CI indicates confidence interval; ETP, endogenous thrombin potential; 4F-PCC, 4-factor prothrombin complex concentrate; and PT, prothrombin time.

Reprinted from Zahir H et al., Edoxaban effects on bleeding following punch biopsy and reversal by a 4-factor prothrombin complex concentrate, Circulation. 2015, Volume 131, Issue 1, Pages 82–90, with permission from American Heart Association, Inc.

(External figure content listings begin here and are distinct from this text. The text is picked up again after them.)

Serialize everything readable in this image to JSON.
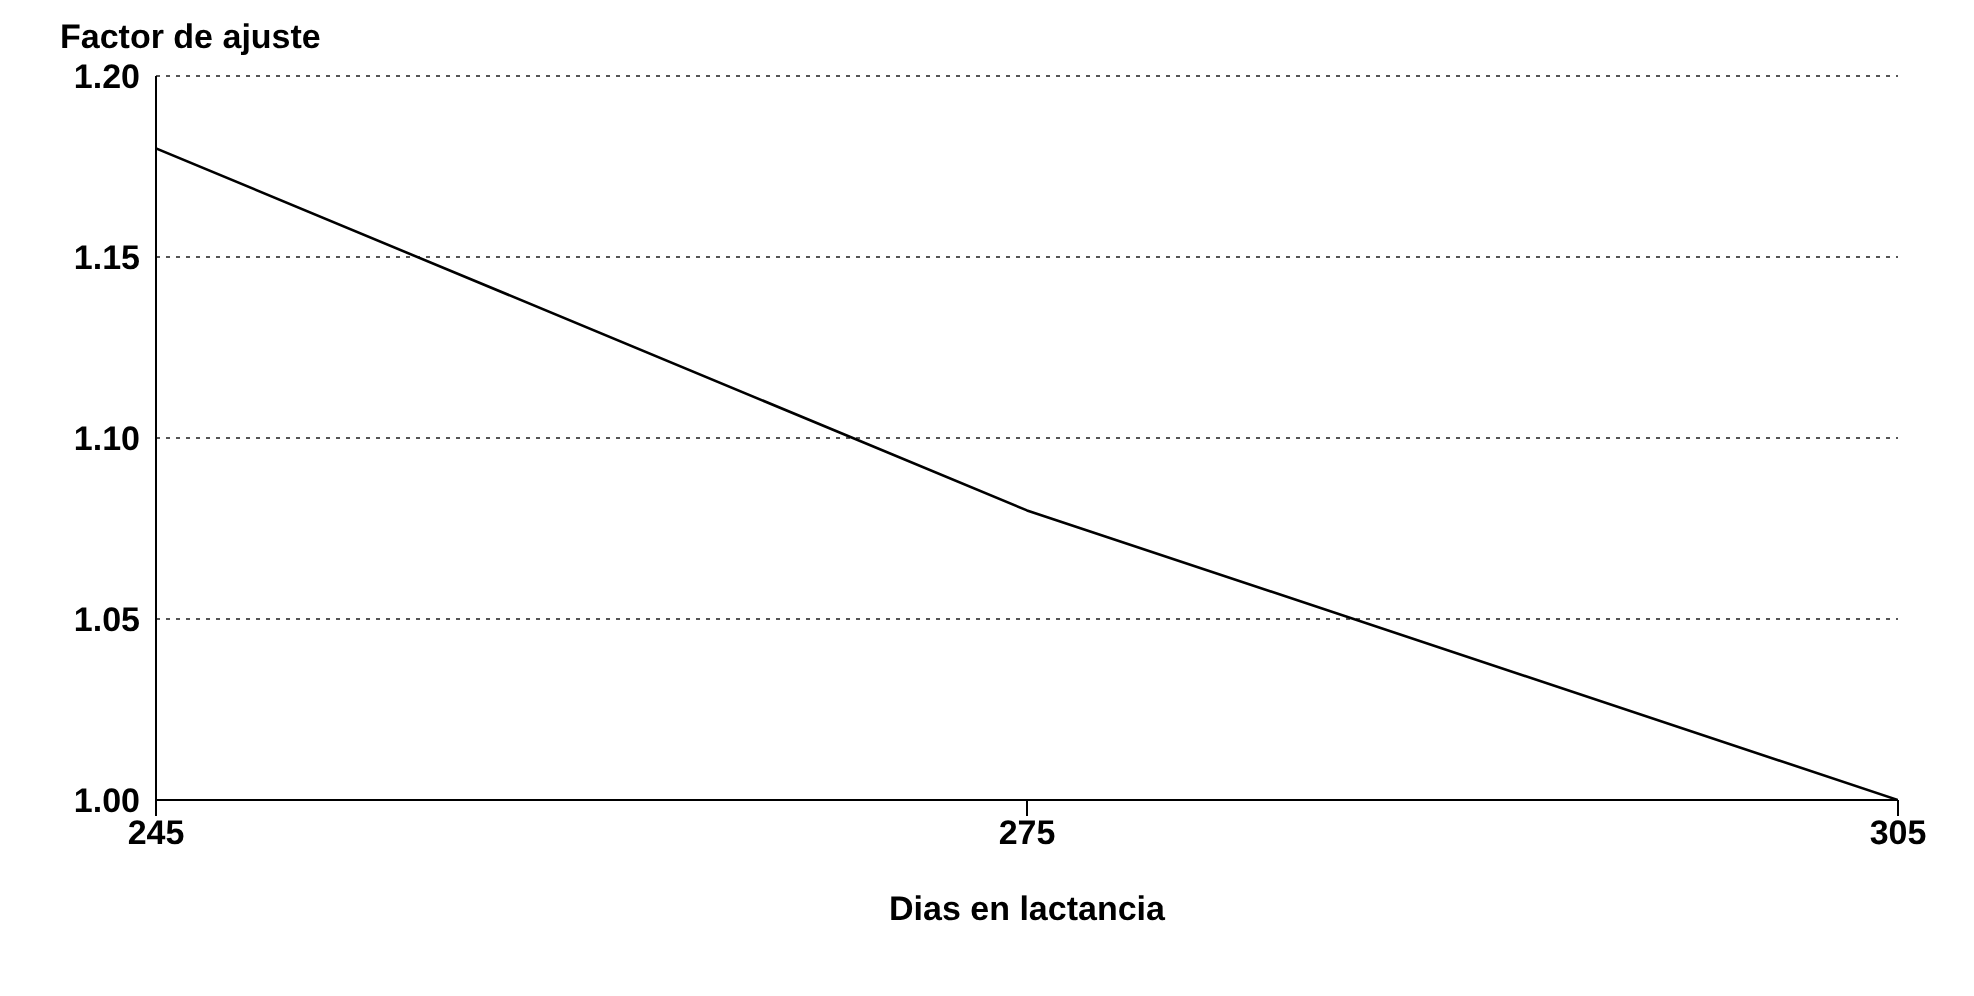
{
  "chart_data": {
    "type": "line",
    "xlabel": "Dias en lactancia",
    "ylabel": "Factor de ajuste",
    "x": [
      245,
      275,
      305
    ],
    "series": [
      {
        "color": "#000000",
        "values": [
          1.18,
          1.08,
          1.0
        ]
      }
    ],
    "xlim": [
      245,
      305
    ],
    "xticks": [
      245,
      275,
      305
    ],
    "ylim": [
      1.0,
      1.2
    ],
    "yticks": [
      {
        "value": 1.0,
        "label": "1.00"
      },
      {
        "value": 1.05,
        "label": "1.05"
      },
      {
        "value": 1.1,
        "label": "1.10"
      },
      {
        "value": 1.15,
        "label": "1.15"
      },
      {
        "value": 1.2,
        "label": "1.20"
      }
    ],
    "grid": "y",
    "marker": "none",
    "line_style": "solid"
  }
}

Dr Dzik then briefly presented new information on andexanet alfa, which is under development as a reversal agent for direct fXa inhibitors. He presented data showing the effect on anti-Xa levels observed in a phase 2 study that examined whether andexanet alfa could reverse the anticoagulation effect of edoxaban [Crowther M et al. ASH 2014 (abstr 4269)]. Immediately after a 600- or 800-mg bolus of andexanet alfa, anti-Xa activity decreased dose-dependently by 52% and 73%, respectively, from the pre-andexanet level and returned to placebo levels at approximately 2 hours. In addition, andexanet alfa reversed thrombin generation and the prolongation of clotting times. There were no thrombotic events or other serious adverse events noted.

As a takeaway message, Dr Dzik encouraged clinicians to consider the clinical evidence as they make decisions regarding the use of PCCs to reverse anticoagulation, and highlighted the need for controlled trials of reversal using clinically meaningful end points.